Le président de la formation de jugement a dispensé le rapporteur public, sur sa proposition, de prononcer des conclusions à l'audience.
Les parties ont été régulièrement averties du jour de l'audience.
Le rapport de Mme C... A... a été entendu au cours de l'audience publique.
Considérant ce qui suit :
1. Mme B..., ressortissante guinéenne née en 1989, est entrée en France en mai 2017, selon ses déclarations. Elle a déposé une demande d'asile en septembre 2017 qui a été rejetée par l'Office français de protection des réfugiés et apatrides le 18 mai 2018 puis par la Cour nationale du droit d'asile le 7 mars 2019. Par un arrêté du 9 avril 2019, le préfet de la Corrèze l'a obligée à quitter le territoire dans un délai de trente jours, a fixé le pays à destination duquel elle pourrait être reconduite d'office et a prononcé à son encontre une interdiction de retour sur le territoire français d'une durée d'un an. Mme B... relève appel du jugement du 13 juin 2019 par lequel le président du tribunal administratif de Limoges a rejeté sa demande tendant à l'annulation de cet arrêté.
2. Aux termes de l'article L. 511-1 du code de l'entrée et du séjour des étrangers et du droit d'asile : " L'autorité administrative peut obliger à quitter le territoire français un étranger non ressortissant d'un Etat membre de l'Union européenne, d'un autre Etat partie à l'accord sur l'Espace économique européen ou de la Confédération suisse et qui n'est pas membre de la famille d'un tel ressortissant au sens des 4° et 5° de l'article L. 121-1, lorsqu'il se trouve dans l'un des cas suivants: (...) 6° Si la reconnaissance de la qualité de réfugié ou le bénéfice de la protection subsidiaire a été définitivement refusé à l'étranger ou si l'étranger ne bénéficie plus du droit de se maintenir sur le territoire français en application des articles L. 743-1 et L. 743-2 , à moins qu'il ne soit titulaire d'un titre de séjour en cours de validité. Lorsque, dans l'hypothèse mentionnée à l'article L. 311-6, un refus de séjour a été opposé à l'étranger, la mesure peut être prise sur le seul fondement du présent 6° ;(...) ".

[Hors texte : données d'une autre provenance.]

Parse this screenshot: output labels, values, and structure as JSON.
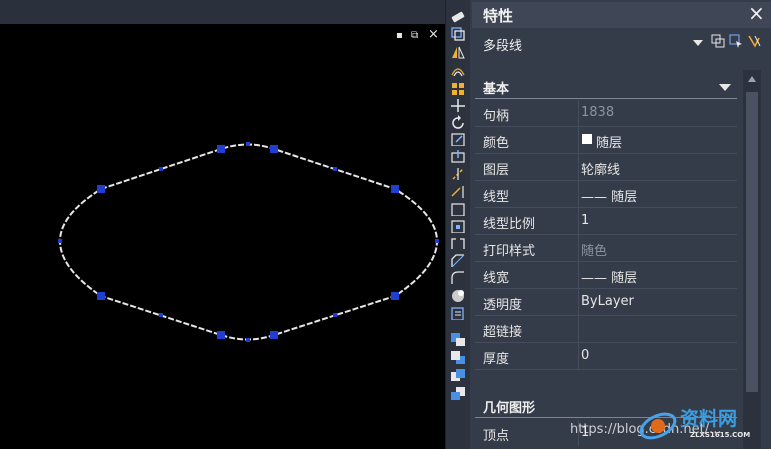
{
  "canvas": {
    "window_controls": {
      "minimize": "▪",
      "restore": "⧉",
      "close": "×"
    },
    "colors": {
      "shape_outline": "#e6e6e6",
      "grip": "#1e3fd0"
    }
  },
  "toolbar": {
    "tools": [
      "eraser-icon",
      "copy-icon",
      "mirror-icon",
      "offset-icon",
      "array-icon",
      "move-icon",
      "rotate-icon",
      "scale-icon",
      "stretch-icon",
      "trim-icon",
      "extend-icon",
      "break-icon",
      "break-at-point-icon",
      "join-icon",
      "chamfer-icon",
      "fillet-icon",
      "blend-icon",
      "explode-icon",
      "properties-icon",
      "draworder-front-icon",
      "draworder-back-icon",
      "draworder-above-icon",
      "draworder-under-icon"
    ]
  },
  "panel": {
    "title": "特性",
    "close_label": "×",
    "object_type": "多段线",
    "sections": {
      "basic": "基本",
      "geometry": "几何图形"
    },
    "rows": [
      {
        "key": "句柄",
        "value": "1838",
        "dim": true
      },
      {
        "key": "颜色",
        "value": "随层",
        "swatch": true
      },
      {
        "key": "图层",
        "value": "轮廓线"
      },
      {
        "key": "线型",
        "value": "—— 随层"
      },
      {
        "key": "线型比例",
        "value": "1"
      },
      {
        "key": "打印样式",
        "value": "随色",
        "dim": true
      },
      {
        "key": "线宽",
        "value": "—— 随层"
      },
      {
        "key": "透明度",
        "value": "ByLayer"
      },
      {
        "key": "超链接",
        "value": ""
      },
      {
        "key": "厚度",
        "value": "0"
      }
    ],
    "geometry_rows": [
      {
        "key": "顶点",
        "value": "1"
      }
    ],
    "watermark": {
      "url": "https://blog.csdn.net/...",
      "site_cn": "资料网",
      "site_en": "ZLXS1615.COM"
    }
  }
}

3. Ainsi qu'il a été dit précédemment, la demande d'asile de Mme B... a été rejetée par des décisions de l'Office français de protection des réfugiés et apatrides et de la Cour nationale du droit d'asile des 18 mai 2018 et 7 mars 2019. Mme B... n'a pas formé de demande de réexamen au titre de l'asile. Ainsi, à la date de l'arrêté attaqué, Mme B... relevait bien du cas prévu par les dispositions précitées du 6° de l'article L. 511-1 du code de l'entrée et du séjour des étrangers et du droit d'asile dans lequel le préfet peut obliger un étranger à quitter le territoire.
4. Mme B... ne peut utilement invoquer, à l'appui de ses conclusions tendant à l'annulation de l'arrêté attaqué, ni les dispositions de l'article L. 311-6 du code de l'entrée et du séjour des étrangers et du droit d'asile dans sa rédaction issue de la loi du 10 septembre 2018 pour une immigration maîtrisée, un droit d'asile effectif et une intégration réussie, selon lesquelles l'autorité administrative doit inviter l'étranger qui a présenté une demande d'asile à indiquer s'il estime pouvoir prétendre à une admission au séjour à un autre titre et à déposer sa demande dans un délai fixé par décret, ni les dispositions de l'article D. 311-3-2 du même code, créé par le décret du 23 février 2019 pris pour l'application de la loi du 10 septembre 2018, dès lors que ces dispositions ne s'appliquent qu'aux demandes d'asile présentées postérieurement au 28 février 2019, date de publication de ce décret, ce qui n'est pas le cas de la requérante.
5. Si Mme B... fait valoir qu'elle ne peut exercer sa vie privée et familiale dans des conditions normales en Guinée dès lors que son père cherche à lui imposer une relation maritale dont elle ne veut pas, toutefois, la décision portant obligation de quitter le territoire français n'implique pas, par elle-même, le retour de Mme B... dans son pays d'origine. Par ailleurs Mme B... est entrée récemment en France où elle n'allègue pas avoir d'attaches particulières et elle n'est pas isolée dans son pays d'origine où elle a vécu la majeure partie de sa vie et où résident son époux et leurs deux enfants. Par suite, la mesure d'éloignement contestée ne peut être regardée comme portant au droit de Mme B... au respect de sa vie privée et familiale une atteinte disproportionnée au regard des buts poursuivis par cette mesure. Dès lors, le moyen tiré de la méconnaissance de l'article 8 de la convention de sauvegarde des droits de l'homme et des libertés fondamentales doit être écarté.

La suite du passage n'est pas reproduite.